Cleaning Up The Cluster

To delete your instances and disks and go back to zero, use the gcloud compute instances delete command:

CAUTION: This will delete all your instances, disks and data on your machines. Use this only if you want to get rid of everything and start from scratch.

for counter in {1,2,3}; do
  gcloud compute instances delete \
    --project ${GCP_PROJECT_ID} \
    --zone ${GCP_ZONE_ID} \
    --delete-disks=all \
    "mysql-db-${counter}"
done

TLDR

In the end, we used this same process for setting up new clusters or additional slave servers for our database.
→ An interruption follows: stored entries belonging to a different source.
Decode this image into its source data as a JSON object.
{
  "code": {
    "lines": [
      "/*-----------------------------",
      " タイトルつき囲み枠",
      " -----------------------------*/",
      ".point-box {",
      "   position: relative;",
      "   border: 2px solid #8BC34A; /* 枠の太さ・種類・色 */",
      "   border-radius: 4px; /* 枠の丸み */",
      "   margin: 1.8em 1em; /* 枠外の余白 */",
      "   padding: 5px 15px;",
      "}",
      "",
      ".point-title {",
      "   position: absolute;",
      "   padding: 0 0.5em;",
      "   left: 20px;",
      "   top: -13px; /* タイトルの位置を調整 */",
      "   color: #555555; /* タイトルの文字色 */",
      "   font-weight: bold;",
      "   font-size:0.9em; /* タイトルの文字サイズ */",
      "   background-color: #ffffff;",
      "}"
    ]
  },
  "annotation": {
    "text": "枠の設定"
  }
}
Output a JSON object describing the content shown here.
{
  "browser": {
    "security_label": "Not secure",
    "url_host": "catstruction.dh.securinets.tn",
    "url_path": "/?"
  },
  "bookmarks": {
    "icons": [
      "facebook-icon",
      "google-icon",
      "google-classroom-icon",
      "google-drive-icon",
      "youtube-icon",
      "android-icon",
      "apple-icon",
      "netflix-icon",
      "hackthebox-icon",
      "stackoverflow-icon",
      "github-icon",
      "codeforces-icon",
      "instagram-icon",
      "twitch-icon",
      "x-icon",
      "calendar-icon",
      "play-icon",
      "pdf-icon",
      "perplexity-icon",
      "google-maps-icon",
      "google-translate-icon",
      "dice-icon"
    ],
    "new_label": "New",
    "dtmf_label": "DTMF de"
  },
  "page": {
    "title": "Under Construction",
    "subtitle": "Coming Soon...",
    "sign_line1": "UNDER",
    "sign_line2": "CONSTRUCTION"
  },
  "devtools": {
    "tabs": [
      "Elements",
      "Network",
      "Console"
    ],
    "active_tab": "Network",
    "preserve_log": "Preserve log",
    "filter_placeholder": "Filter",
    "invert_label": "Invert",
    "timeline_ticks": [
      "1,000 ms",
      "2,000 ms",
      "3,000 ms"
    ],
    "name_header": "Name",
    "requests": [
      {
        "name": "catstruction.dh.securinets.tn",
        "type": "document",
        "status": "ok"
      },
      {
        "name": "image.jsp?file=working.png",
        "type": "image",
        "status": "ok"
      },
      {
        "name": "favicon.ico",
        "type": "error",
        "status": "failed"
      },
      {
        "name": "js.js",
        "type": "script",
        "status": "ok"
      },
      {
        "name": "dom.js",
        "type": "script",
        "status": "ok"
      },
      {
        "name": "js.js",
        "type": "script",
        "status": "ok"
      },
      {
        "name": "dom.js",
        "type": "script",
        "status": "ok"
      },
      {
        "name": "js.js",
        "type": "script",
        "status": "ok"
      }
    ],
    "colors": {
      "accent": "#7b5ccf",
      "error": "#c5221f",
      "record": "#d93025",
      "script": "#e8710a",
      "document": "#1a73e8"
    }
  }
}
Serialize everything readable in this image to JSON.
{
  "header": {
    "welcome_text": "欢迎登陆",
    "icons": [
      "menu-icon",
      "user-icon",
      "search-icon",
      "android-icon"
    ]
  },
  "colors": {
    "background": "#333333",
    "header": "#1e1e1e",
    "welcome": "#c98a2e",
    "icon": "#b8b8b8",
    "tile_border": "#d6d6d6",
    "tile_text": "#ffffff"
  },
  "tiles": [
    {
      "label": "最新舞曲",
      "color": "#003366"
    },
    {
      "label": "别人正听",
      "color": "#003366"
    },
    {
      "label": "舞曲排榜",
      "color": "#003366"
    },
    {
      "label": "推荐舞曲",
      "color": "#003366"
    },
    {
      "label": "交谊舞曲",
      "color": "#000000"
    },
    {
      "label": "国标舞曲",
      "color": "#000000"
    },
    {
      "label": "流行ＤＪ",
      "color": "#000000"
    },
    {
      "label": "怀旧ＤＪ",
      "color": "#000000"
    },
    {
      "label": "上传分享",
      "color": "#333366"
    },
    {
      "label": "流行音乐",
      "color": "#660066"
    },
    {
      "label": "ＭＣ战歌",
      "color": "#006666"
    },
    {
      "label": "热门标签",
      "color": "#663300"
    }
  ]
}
Because we are now on at Google Cloud Platform, we can take advantage of going all the way up to 64TB per instance. We also have more flexible compute and memory instance options. When we move the rest of our services to GKE (Google Kubernetes Engine) we would have our data store nearby and ready to be used.

One assumption of a highly available database that stuck with me for many years was that replication and failover are handled by the same product. It turns out replication is just one part of the equation and how you handle failover to the slave databases when the master has issues is a totally different process. MHA (Master High Availability Manager) is a popular choice for this, so is MRM (MariaDB High Availability: Replication Manager). You can also go the cluster way having 3 or more nodes and a proxy with solutions like Galera, MaxScale, XtraDB Cluster, MySQL Cluster (NDB). Percona has a good article about this topic.